Jazz guitarist Nate Najar played one of the October shows. “It was my first time on a real stage with an audience since the pandemic,” he says. “I savored every minute of it. And I’m so glad we were in Hough Hall. There’s a feeling of reverence being on that big stage. I spent most of my adult life on stages like that and to not do it feels like part of you is missing.”
Najar said he was initially aware of the reconfigured seating in the auditorium, but it ultimately didn’t matter. “You can really only see for the first five rows, and the sound of the applause was not diminished by the size of the audience,” he says. “Plus, my guitar — I play a classical guitar — sounds huge in Hough Hall. Warm, enveloping, like an alpaca-lined bomber jacket.”

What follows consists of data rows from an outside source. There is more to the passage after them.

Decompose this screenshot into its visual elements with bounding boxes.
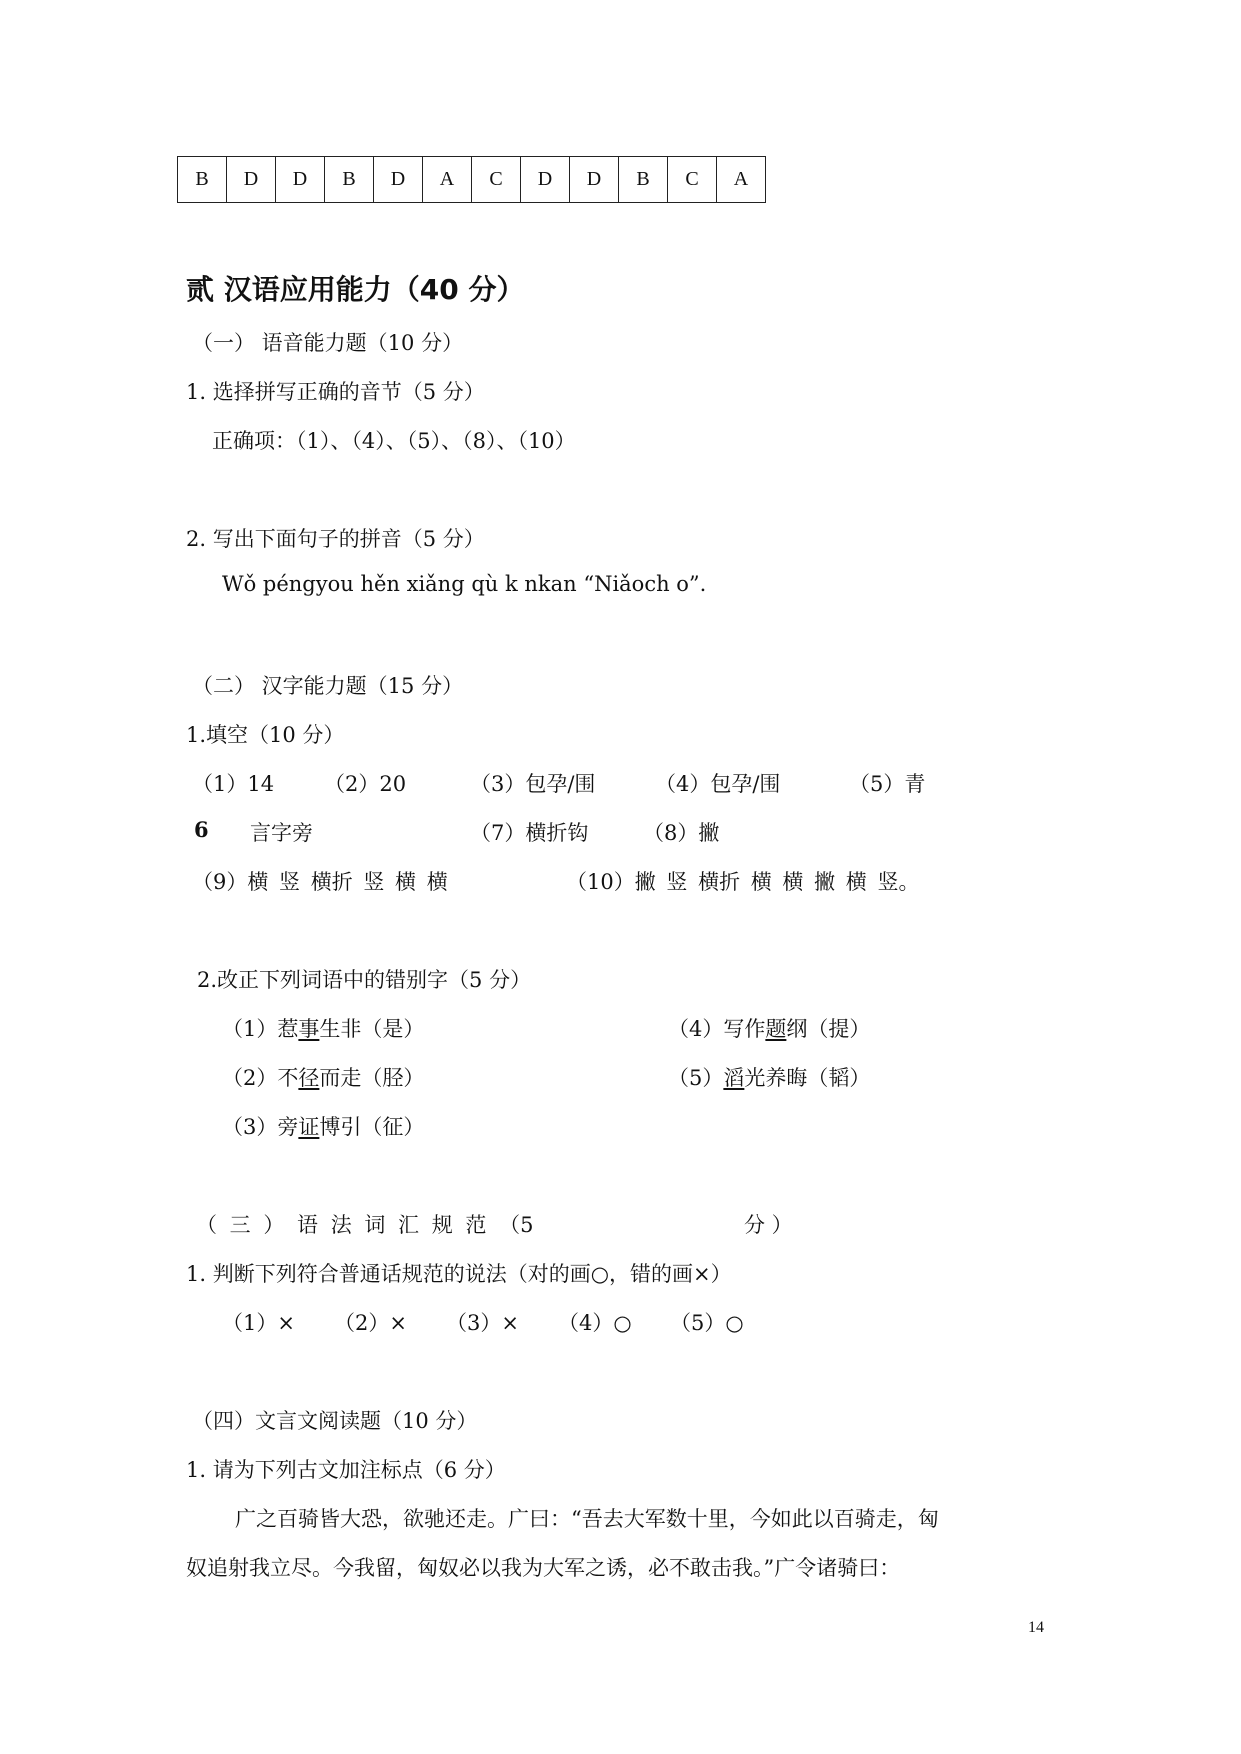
fill-answer: （5）青 <box>849 772 926 796</box>
wrong-char: 证 <box>298 1115 320 1139</box>
item-num: （4） <box>668 1017 724 1041</box>
typo-item <box>222 1013 424 1043</box>
typo-item <box>668 1013 870 1043</box>
item-num: （2） <box>222 1066 278 1090</box>
item-pre: 惹 <box>277 1017 299 1041</box>
answer-cell: D <box>521 157 570 203</box>
item-num: （3） <box>222 1115 278 1139</box>
answer-table <box>177 156 766 203</box>
classical-text-line: 广之百骑皆大恐，欲驰还走。广曰：“吾去大军数十里，今如此以百骑走，匈 <box>235 1507 939 1531</box>
correct-char: （胫） <box>361 1066 425 1090</box>
section-title: 贰 汉语应用能力（40 分） <box>186 273 525 306</box>
part3-q1-title: 1. 判断下列符合普通话规范的说法（对的画○，错的画×） <box>186 1262 732 1286</box>
item-post: 生非 <box>319 1017 362 1041</box>
fill-answer: （9）横 竖 横折 竖 横 横 <box>192 870 448 894</box>
part2-q2-title: 2.改正下列词语中的错别字（5 分） <box>197 968 532 992</box>
answer-cell: D <box>227 157 276 203</box>
part4-heading: （四）文言文阅读题（10 分） <box>192 1409 478 1433</box>
answer-cell: B <box>325 157 374 203</box>
part1-q2-answer: Wǒ péngyou hěn xiǎng qù k nkan “Niǎoch o”. <box>222 572 707 596</box>
fill-answer: （4）包孕/围 <box>655 772 781 796</box>
wrong-char: 滔 <box>723 1066 745 1090</box>
correct-char: （韬） <box>807 1066 871 1090</box>
item-pre: 写作 <box>723 1017 766 1041</box>
answer-cell: B <box>619 157 668 203</box>
fill-answer: （2）20 <box>324 772 407 796</box>
fill-answer: （7）横折钩 <box>470 821 589 845</box>
part1-heading: （一） 语音能力题（10 分） <box>192 331 464 355</box>
answer-cell: B <box>178 157 227 203</box>
fill-answer: （3）包孕/围 <box>470 772 596 796</box>
judge-answer: （3）× <box>446 1311 519 1335</box>
fill-answer: 6 <box>194 817 209 842</box>
judge-answer: （1）× <box>222 1311 295 1335</box>
answer-cell: C <box>472 157 521 203</box>
answer-cell: D <box>374 157 423 203</box>
answer-cell: D <box>276 157 325 203</box>
answer-cell: A <box>423 157 472 203</box>
judge-answer: （2）× <box>334 1311 407 1335</box>
judge-answer: （4）○ <box>558 1311 632 1335</box>
fill-answer: （10）撇 竖 横折 横 横 撇 横 竖。 <box>566 870 920 894</box>
item-post: 光养晦 <box>744 1066 808 1090</box>
part4-q1-title: 1. 请为下列古文加注标点（6 分） <box>186 1458 506 1482</box>
correct-char: （提） <box>807 1017 871 1041</box>
answer-row <box>178 157 766 203</box>
item-num: （1） <box>222 1017 278 1041</box>
correct-char: （征） <box>361 1115 425 1139</box>
item-post: 纲 <box>786 1017 808 1041</box>
correct-char: （是） <box>361 1017 425 1041</box>
typo-item <box>222 1111 424 1141</box>
typo-item <box>222 1062 424 1092</box>
fill-answer: （8）撇 <box>643 821 720 845</box>
fill-answer: （1）14 <box>192 772 275 796</box>
part2-heading: （二） 汉字能力题（15 分） <box>192 674 464 698</box>
classical-text-line: 奴追射我立尽。今我留，匈奴必以我为大军之诱，必不敢击我。”广令诸骑曰： <box>186 1556 901 1580</box>
item-num: （5） <box>668 1066 724 1090</box>
answer-cell: A <box>717 157 766 203</box>
item-pre: 不 <box>277 1066 299 1090</box>
item-post: 而走 <box>319 1066 362 1090</box>
part1-q1-title: 1. 选择拼写正确的音节（5 分） <box>186 380 485 404</box>
wrong-char: 径 <box>298 1066 320 1090</box>
item-post: 博引 <box>319 1115 362 1139</box>
page-number: 14 <box>1028 1619 1044 1636</box>
judge-answer: （5）○ <box>670 1311 744 1335</box>
item-pre: 旁 <box>277 1115 299 1139</box>
typo-item <box>668 1062 870 1092</box>
wrong-char: 题 <box>765 1017 787 1041</box>
wrong-char: 事 <box>298 1017 320 1041</box>
answer-cell: D <box>570 157 619 203</box>
part1-q2-title: 2. 写出下面句子的拼音（5 分） <box>186 527 485 551</box>
part3-heading: （ 三 ） 语 法 词 汇 规 范 （5 <box>196 1213 534 1237</box>
part3-heading-suffix: 分 ） <box>744 1213 793 1237</box>
fill-answer: 言字旁 <box>250 821 313 845</box>
answer-cell: C <box>668 157 717 203</box>
part2-q1-title: 1.填空（10 分） <box>186 723 345 747</box>
part1-q1-answer: 正确项：（1）、（4）、（5）、（8）、（10） <box>212 429 576 453</box>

Back in May, Wilborn had originally hoped to resume programming in August. “I went away for a week, came back and Florida had gone crazy,” he says, referring to a spike in pandemic cases. “Pinellas County got really serious with mask ordinances. In September, the positivity rate was very low, under 5 percent, which is kind of my magic number. So we booked shows in October based on ‘let’s do three and see what we learn.’”
Wilborn discovered that the public had an appetite for live music and was willing to attend under proper safety protocols. “We were pleased with the sales,” he says, adding that Najar sold out and the other two shows moved around 150 tickets. “Only one couple didn’t feel safe and asked for a refund. We got a lot of good feedback about the experience.”
The current Palladium concerts don’t have intermissions and patrons are escorted directly to their seats, which tempers pre-show crowds in the lobby. Concessions and restrooms are open but customers do not have to wait in long lines. “These are much tougher productions than we’ve done before,” Wilborn says. “Under these conditions, doing five, six shows a month is harder than the five or six shows a week we were doing before — but we’re glad to have the opportunity.”
Wilborn is keeping a close eye on pandemic trends. “If the numbers get really hot we’ll have to pull back,” he says. “We’re doing one month at a time. I’ve only issued [performance] contracts for November.”